The human body is an incredibly efficient machine. It knows what it wants. And for most people, their bodies want to hold onto as much body fat as possible. Hence the fixation in our modern culture on weight loss programs. A massive industry revolving around weigh loss has emerged because, as it turns out, losing fat is really hard. Most people will not be successful long term. Why? The simple fact of it is that our biology is stronger than our willpower. That’s why many fitness industry insiders have started to turn to “food hacks” to help people on weight loss journeys trick their biology into eating less.
What makes fat loss so difficult is the fact that adipose tissue, or fat, does not sit idly. Fat has its own metabolism, gene expressions, and hormones that regulate how it stores and burns. One such hormone, leptin, is a crucial part of satiation, or how full you feel, after a meal.
When you eat dietary fat, the digestion process releases leptin, which tells the brain when to feel full. Body fat also releases leptin. Therefore, body fat plays a role in satiation. The leptin from body fat sets a baseline that the brain gets used to, and when body fat levels drop, the brain requires more leptin from dietary sources, i.e. food, to feel full.

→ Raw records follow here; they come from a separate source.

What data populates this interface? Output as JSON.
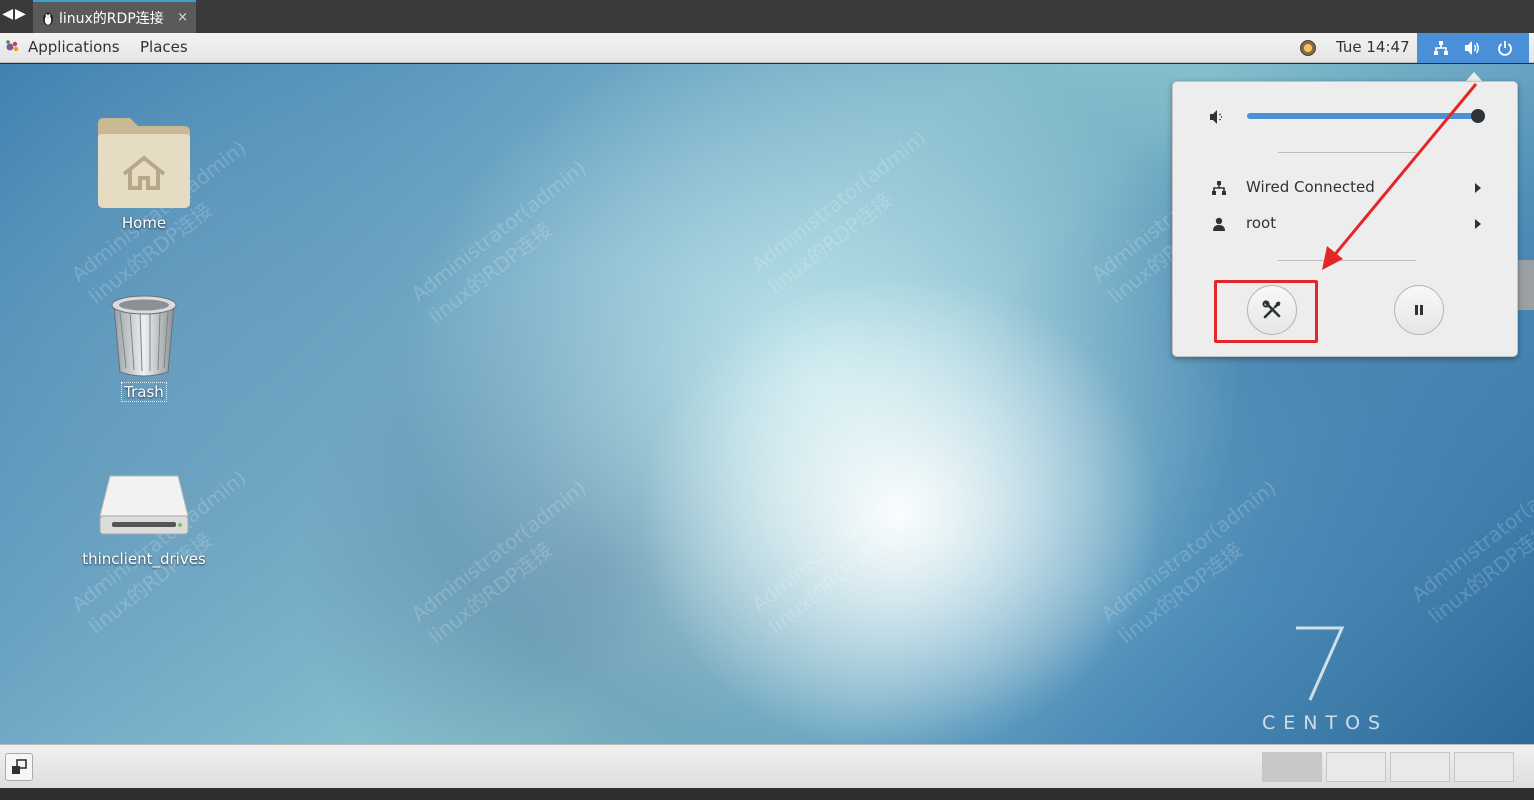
{
  "rdp": {
    "tab_title": "linux的RDP连接",
    "close_glyph": "×",
    "prev_glyph": "◀",
    "next_glyph": "▶"
  },
  "top_panel": {
    "applications": "Applications",
    "places": "Places",
    "clock": "Tue 14:47",
    "status_icons": [
      "network-wired-icon",
      "volume-icon",
      "power-icon"
    ]
  },
  "desktop": {
    "icons": [
      {
        "label": "Home",
        "icon": "home-folder-icon"
      },
      {
        "label": "Trash",
        "icon": "trash-icon"
      },
      {
        "label": "thinclient_drives",
        "icon": "drive-icon"
      }
    ],
    "watermark": [
      "Administrator(admin)",
      "linux的RDP连接"
    ],
    "logo": {
      "number": "7",
      "text": "CENTOS"
    }
  },
  "system_menu": {
    "volume_level": 0.98,
    "items": [
      {
        "label": "Wired Connected",
        "icon": "network-wired-icon"
      },
      {
        "label": "root",
        "icon": "user-icon"
      }
    ],
    "buttons": [
      "settings-tools-icon",
      "pause-icon"
    ]
  },
  "colors": {
    "accent": "#4a90d9",
    "annotation": "#e52626"
  },
  "bottom_panel": {
    "workspaces": 4,
    "active_workspace": 1
  }
}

In simpler terms, the more body fat you burn, the more food your brain will crave. It’s a failsafe system developed over thousands of years of famines to coax us to maintain stored fat and to replenish after a period of starvation. But in today’s world, it means this: people who try to lose weight are forced by their biology to overeat later, and this causes a cycle of weigh-loss/weight-gain.

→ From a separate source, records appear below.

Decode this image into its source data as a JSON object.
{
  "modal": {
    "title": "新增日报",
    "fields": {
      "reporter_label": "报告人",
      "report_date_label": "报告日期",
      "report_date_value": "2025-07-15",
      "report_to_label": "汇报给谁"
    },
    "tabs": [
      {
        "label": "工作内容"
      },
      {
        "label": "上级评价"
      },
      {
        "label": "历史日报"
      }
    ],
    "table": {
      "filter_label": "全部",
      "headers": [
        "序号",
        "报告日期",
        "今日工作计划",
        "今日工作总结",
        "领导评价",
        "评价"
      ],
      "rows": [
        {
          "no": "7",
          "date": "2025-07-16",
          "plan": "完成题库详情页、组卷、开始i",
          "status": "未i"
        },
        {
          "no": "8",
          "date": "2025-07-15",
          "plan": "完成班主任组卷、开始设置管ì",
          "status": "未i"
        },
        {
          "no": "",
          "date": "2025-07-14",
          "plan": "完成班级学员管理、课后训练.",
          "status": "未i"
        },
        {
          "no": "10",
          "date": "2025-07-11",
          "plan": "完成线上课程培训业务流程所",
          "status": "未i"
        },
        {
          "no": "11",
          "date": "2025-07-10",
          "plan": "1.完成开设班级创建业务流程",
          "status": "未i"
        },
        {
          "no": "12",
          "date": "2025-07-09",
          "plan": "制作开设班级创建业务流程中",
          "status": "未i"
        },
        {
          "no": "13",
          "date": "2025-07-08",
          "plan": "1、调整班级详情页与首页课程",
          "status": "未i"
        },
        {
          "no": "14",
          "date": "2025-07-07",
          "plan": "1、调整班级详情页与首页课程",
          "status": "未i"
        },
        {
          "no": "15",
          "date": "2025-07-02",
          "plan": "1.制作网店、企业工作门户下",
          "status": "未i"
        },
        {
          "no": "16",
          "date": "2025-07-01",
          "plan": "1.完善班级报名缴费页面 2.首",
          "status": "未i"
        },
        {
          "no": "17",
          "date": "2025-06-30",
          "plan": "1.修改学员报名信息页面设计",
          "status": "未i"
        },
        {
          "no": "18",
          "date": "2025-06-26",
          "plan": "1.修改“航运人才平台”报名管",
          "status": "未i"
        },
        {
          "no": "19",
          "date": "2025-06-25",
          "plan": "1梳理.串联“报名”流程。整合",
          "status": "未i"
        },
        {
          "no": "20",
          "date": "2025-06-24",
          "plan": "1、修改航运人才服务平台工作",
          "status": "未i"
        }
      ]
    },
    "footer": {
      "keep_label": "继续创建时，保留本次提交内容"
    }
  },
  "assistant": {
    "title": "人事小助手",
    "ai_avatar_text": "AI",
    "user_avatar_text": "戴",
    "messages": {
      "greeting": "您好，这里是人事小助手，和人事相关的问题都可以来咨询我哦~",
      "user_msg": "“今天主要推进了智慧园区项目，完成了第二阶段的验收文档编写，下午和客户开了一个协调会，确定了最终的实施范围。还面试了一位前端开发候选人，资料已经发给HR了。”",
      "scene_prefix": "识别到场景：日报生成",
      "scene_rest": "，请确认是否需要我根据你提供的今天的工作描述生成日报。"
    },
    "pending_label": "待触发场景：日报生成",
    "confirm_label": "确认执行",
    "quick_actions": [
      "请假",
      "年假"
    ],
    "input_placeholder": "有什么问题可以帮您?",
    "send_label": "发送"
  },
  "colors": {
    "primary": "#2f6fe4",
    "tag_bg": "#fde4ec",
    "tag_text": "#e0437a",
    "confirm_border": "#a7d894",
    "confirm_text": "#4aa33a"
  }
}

The food hack to help you feel fuller on less food.
If leptin controls satiation, then leptin is the key to tricking the brain into eating less. As mentioned above, leptin is released when dietary fat is consumed. Therefore, there is a way to use certain foods to trigger the brain to feel fuller.
The trick is simple: eat a small amount of healthy fats ten to fifteen minutes before eating a meal. This will trigger a release of leptin before you sit down to lunch or dinner, and will trick the brain into feeling fuller on less food. The timeframe — ten to fifteen minutes — also gives the fats time to be digested and to trigger a release of leptin.
What foods should you eat to benefit the most from this hack? Walnuts. That’s it. Half a serving of walnuts ten to fifteen minutes before your next meal will help you to feel much fuller on much less food. It’s a small amount of calories from fat, so they will not contribute significantly to your overall caloric intake, and the leptin contained in walnuts is quite high. Other sources of healthy fats are pecans, almonds, and cashews.
To recap, eating half a service of walnuts ten to fifteen minutes before a meal will help you feel fuller on less food. This will help with your weight loss goals and prevent overeating on days you feel particularly hungry.